Под утро ноги опять вывели его к Волге. Поняв, что вновь стоит на обрыве, Бах опустил руки и перестал стучать. Однако уши его за долгую ночь так привыкли к бряцанию дерева о жесть, что и теперь в них раздавался тот же звук. Бросил ведро с колотушкой на землю – не помогло. Желая избавиться от наваждения, пнул ногой оба предмета – скинул в Волгу. Глаза его отчетливо видели, как ведро, вращаясь и покрываясь вмятинами от ударов о камни, запрыгало по спуску вниз и ухнуло в воду; как колотушка завертелась, скатываясь по тропе, и булькнула в прибрежную пену.

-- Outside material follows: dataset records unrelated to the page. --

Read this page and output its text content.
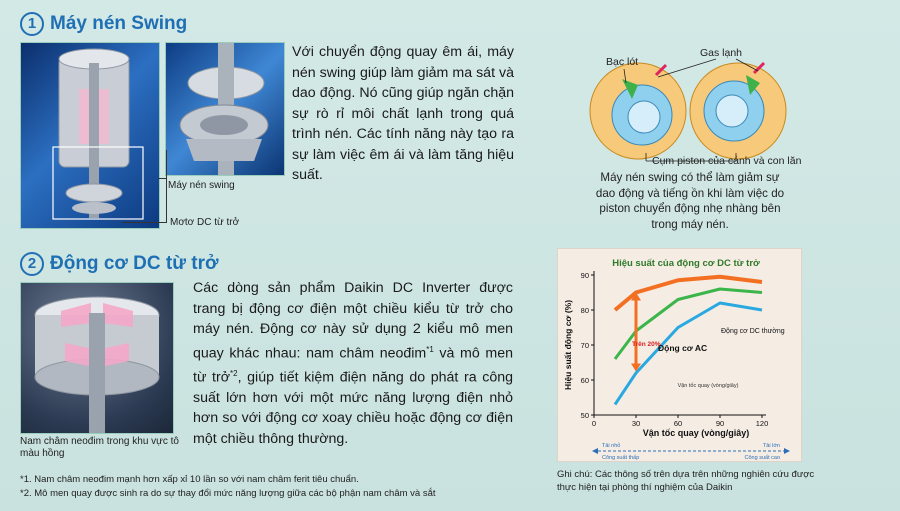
1 Máy nén Swing
Máy nén swing
Mơtơ DC từ trở
Với chuyển động quay êm ái, máy nén swing giúp làm giảm ma sát và dao động. Nó cũng giúp ngăn chặn sự rò rỉ môi chất lạnh trong quá trình nén. Các tính năng này tạo ra sự làm việc êm ái và làm tăng hiệu suất.
Bạc lót
Gas lạnh
Cụm piston của cánh và con lăn
Máy nén swing có thể làm giảm sự dao động và tiếng ồn khi làm việc do piston chuyển động nhẹ nhàng bên trong máy nén.
2 Động cơ DC từ trở
Nam châm neođim trong khu vực tô màu hồng
Các dòng sản phẩm Daikin DC Inverter được trang bị động cơ điện một chiều kiểu từ trở cho máy nén. Động cơ này sử dụng 2 kiểu mô men quay khác nhau: nam châm neođim$^{*1}$ và mô men từ trở$^{*2}$, giúp tiết kiệm điện năng do phát ra công suất lớn hơn với một mức năng lượng điện nhỏ hơn so với động cơ xoay chiều hoặc động cơ điện một chiều thông thường.
*1. Nam châm neođim mạnh hơn xấp xỉ 10 lần so với nam châm ferit tiêu chuẩn.
*2. Mô men quay được sinh ra do sự thay đổi mức năng lượng giữa các bộ phận nam châm và sắt
Hiệu suất của động cơ DC từ trở
Hiệu suất động cơ (%)
Vận tốc quay (vòng/giây)
Vận tốc quay (vòng/giây)
50
60
70
80
90
0	30	60	90	120
Động cơ AC
Động cơ DC thường
Trên 20%
Tải nhỏ
Công suất thấp
Tải lớn
Công suất cao
Ghi chú: Các thông số trên dựa trên những nghiên cứu được thực hiện tại phòng thí nghiệm của Daikin
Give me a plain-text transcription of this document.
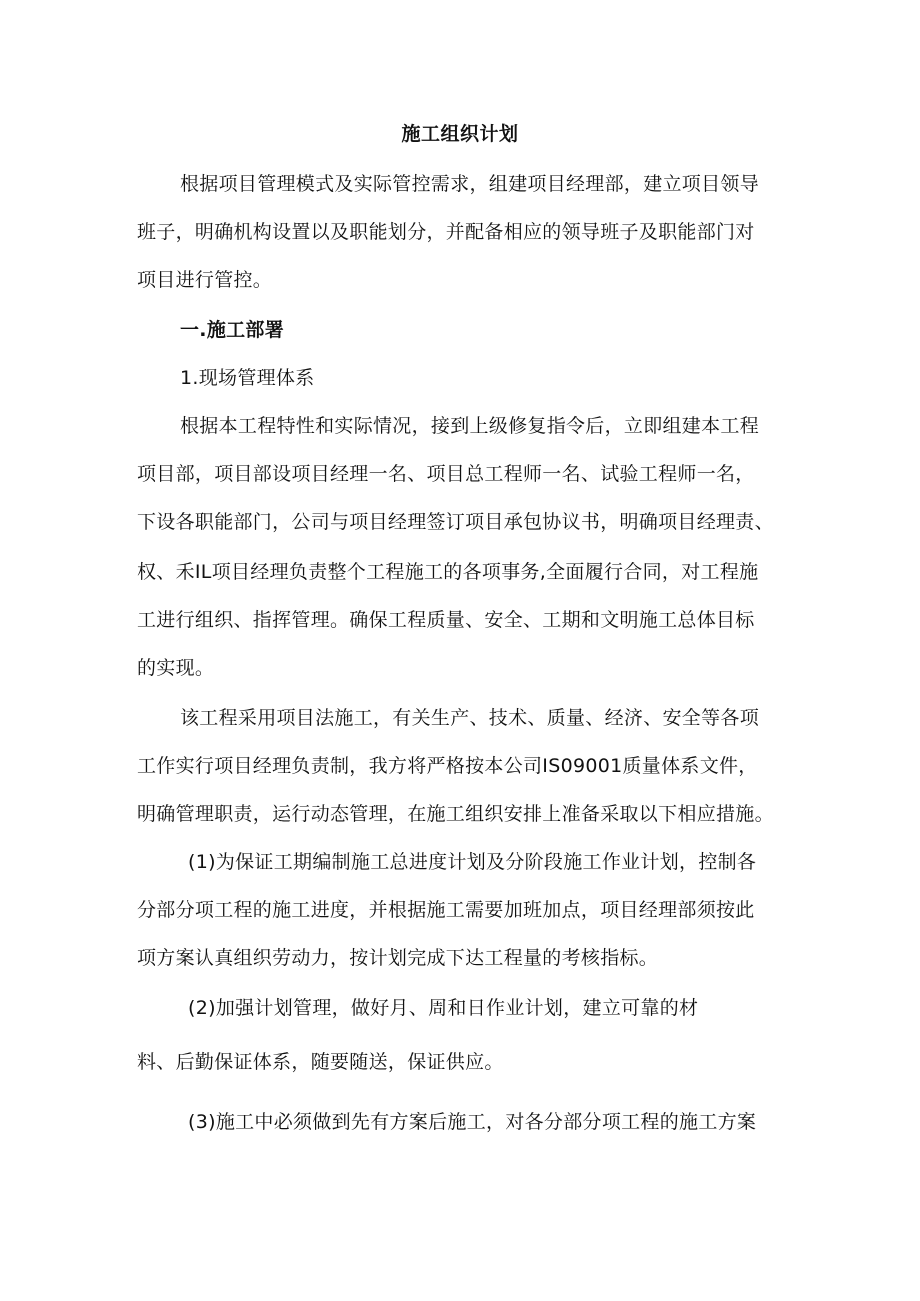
施工组织计划
根据项目管理模式及实际管控需求，组建项目经理部，建立项目领导
班子，明确机构设置以及职能划分，并配备相应的领导班子及职能部门对
项目进行管控。
一.施工部署
1.现场管理体系
根据本工程特性和实际情况，接到上级修复指令后，立即组建本工程
项目部，项目部设项目经理一名、项目总工程师一名、试验工程师一名，
下设各职能部门，公司与项目经理签订项目承包协议书，明确项目经理责、
权、禾IL项目经理负责整个工程施工的各项事务,全面履行合同，对工程施
工进行组织、指挥管理。确保工程质量、安全、工期和文明施工总体目标
的实现。
该工程采用项目法施工，有关生产、技术、质量、经济、安全等各项
工作实行项目经理负责制，我方将严格按本公司IS09001质量体系文件，
明确管理职责，运行动态管理，在施工组织安排上准备采取以下相应措施。
(1)为保证工期编制施工总进度计划及分阶段施工作业计划，控制各
分部分项工程的施工进度，并根据施工需要加班加点，项目经理部须按此
项方案认真组织劳动力，按计划完成下达工程量的考核指标。
(2)加强计划管理，做好月、周和日作业计划，建立可靠的材
料、后勤保证体系，随要随送，保证供应。
(3)施工中必须做到先有方案后施工，对各分部分项工程的施工方案
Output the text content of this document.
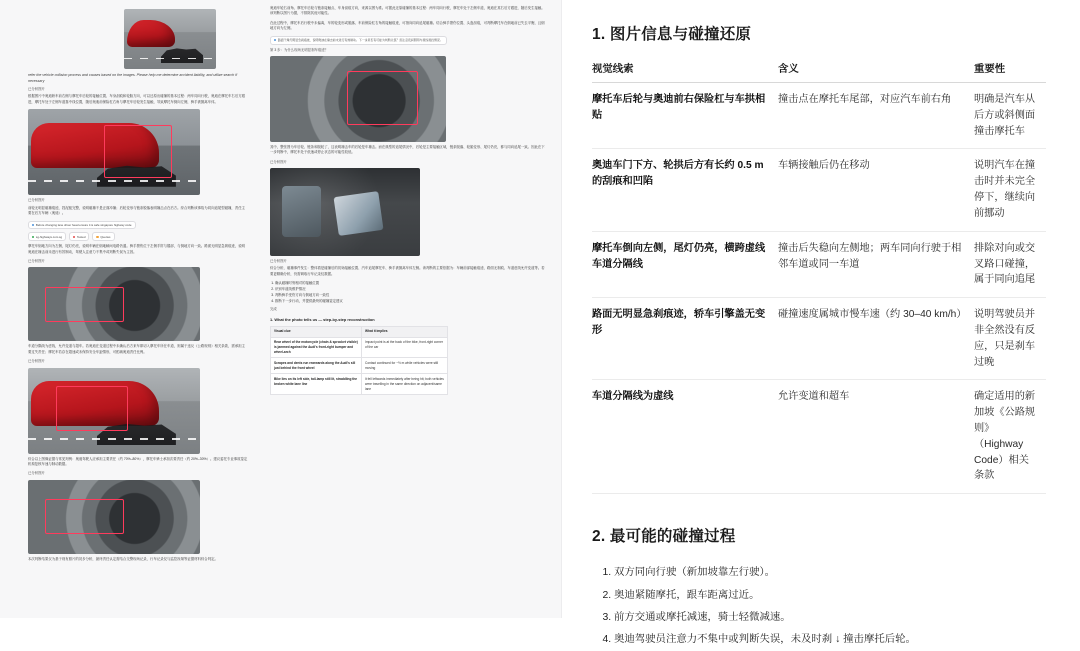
refer the vehicle collision process and causes based on the images. Please help me determine accident liability, and utilize search if necessary
已分析图片

根据图片中奥迪轿车前右侧与摩托车后轮的接触位置、车身刮痕和轮胎方向，可以还原出碰撞的基本过程：两车同向行驶，奥迪在摩托车右后方跟进，摩托车处于左侧车道靠中线位置，随后奥迪前保险杠右角与摩托车后轮发生接触，导致摩托车倒向左侧，骑手被抛离车体。

已分析图片

前轮无明显碰撞痕迹，挡泥板完整，说明碰撞不是正面冲撞；后轮变形与链条脱落表明撞击点在后方。综合判断该事故为同向追尾型碰撞，责任主要在后方车辆（奥迪）。

Before changing lane driver head ensure it is safe singapore highway code
sg-highways.com.sg	Tested	Queries

摩托车倒地方向为左侧，尾灯仍亮，说明车辆在倒地瞬间电路仍通。骑手擦伤位于左侧手肘与膝部，与倒地方向一致。路面无明显急刹痕迹，说明奥迪在撞击前未进行有效制动，驾驶人注意力不集中或判断失误为主因。

已分析图片

车道分隔线为虚线，允许变道与超车。若奥迪在变道过程中未确认后方来车即切入摩托车所在车道，则属于违反《公路规则》相关条款，需承担主要过失责任；摩托车若存在超速或未保持安全车距情形，可酌减奥迪责任比例。

已分析图片

综合以上图像证据与常见判例：奥迪驾驶人应承担主要责任（约 70%–80%），摩托车骑士承担次要责任（约 20%–30%）。建议委托专业事故鉴定机构复核车速与制动数据。

已分析图片

本次判断结果仅为基于现有照片的初步分析，最终责任认定需结合交警现场记录、行车记录仪与监控视频等证据材料综合判定。

奥迪车轮右前角、摩托车后轮与链条接触点、车身刮痕方向，来源以图为准。可据此还原碰撞的基本过程：两车同向行驶，摩托车处于左侧车道，奥迪在其右后方跟进，随后发生接触。该判断以图片为据，不排除其他可能性。

在此过程中，摩托车后行驶中未偏离，车的轮变形或脱落、车前保险杠右角的接触痕迹，可指向同向追尾碰撞。结合骑手擦伤位置、头盔刮痕，可判断摩托车在倒地前已失去平衡，且倒地方向为左侧。

路面干燥无明显急刹痕迹，说明奥迪在撞击前未进行有效制动。下一步是否有可能为判断失误？需注意夜间照明与视线遮挡情况。
第 3 步：为什么现场无明显刹车痕迹？

其中，整张图为车后轮、链条和脱轮了，这表明撞击车的后轮是车撞击。而在典型的追尾情况中，后轮是主要接触区域，链条脱落、轮胎变形、尾灯仍亮，都与同向追尾一致。因此在下一步判断中，摩托车处于低速或停止状态的可能性较低。

已分析图片
已分析图片

综合分析，碰撞事件发生：整体看是碰撞后的初始接触位置、汽车追尾摩托车、骑手被抛离车体左侧。该判断的主要依据为：车辆前部接触痕迹、路面无刹痕、车道虚线允许变道等。若要更精确分析，仍需调取行车记录仪数据。

1. 确认碰撞时刻相对的接触位置
2. 识别车道线维护情况
3. 判断骑手受伤方向与倒地方向一致性
4. 推断下一步行动，并提供最终的碰撞鉴定建议
完成
1. What the photo tells us — step-by-step reconstruction
Visual clue	What it implies
Rear wheel of the motorcycle (chain & sprocket visible) is jammed against the Audi's front-right bumper and wheel-arch	Impact point is at the back of the bike, front-right corner of the car
Scrapes and dents run rearwards along the Audi's sill just behind the front wheel	Contact continued for ~½ m while vehicles were still moving
Bike lies on its left side, tail-lamp still lit, straddling the broken white lane line	It fell leftwards immediately after being hit; both vehicles were travelling in the same direction on adjacent/same lane
1. 图片信息与碰撞还原
视觉线索	含义	重要性
摩托车后轮与奥迪前右保险杠与车拱相贴	撞击点在摩托车尾部，对应汽车前右角	明确是汽车从后方或斜侧面撞击摩托车
奥迪车门下方、轮拱后方有长约 0.5 m 的刮痕和凹陷	车辆接触后仍在移动	说明汽车在撞击时并未完全停下，继续向前挪动
摩托车倒向左侧，尾灯仍亮，横跨虚线车道分隔线	撞击后失稳向左侧地；两车同向行驶于相邻车道或同一车道	排除对向或交叉路口碰撞，属于同向追尾
路面无明显急刹痕迹，轿车引擎盖无变形	碰撞速度属城市慢车速（约 30–40 km/h）	说明驾驶员并非全然没有反应，只是刹车过晚
车道分隔线为虚线	允许变道和超车	确定适用的新加坡《公路规则》（Highway Code）相关条款
2. 最可能的碰撞过程
1. 双方同向行驶（新加坡靠左行驶）。
2. 奥迪紧随摩托，跟车距离过近。
3. 前方交通或摩托减速，骑士轻微减速。
4. 奥迪驾驶员注意力不集中或判断失误，未及时刹 ↓ 撞击摩托后轮。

А в голове – по-прежнему звенело. Он поднял к лицу руки, чтобы зажать покрепче уши, – и в робком свете зари заметил, что ладони иссечены глубокими царапинами, испестрены грязью, налипшей хвоей, сухой травой. Такими же грязными были и предплечья, и плечи, и грудь: одежда превратилась в лохмотья, сквозь которые глядело не тело, а распухшее от синяков и ссадин мясо – одна сплошная запекшаяся рана. Ноги черны от глины, ступни – босы: верно, башмаки остались лежать где-нибудь в овраге. Впрочем, сейчас это уже не имело значения.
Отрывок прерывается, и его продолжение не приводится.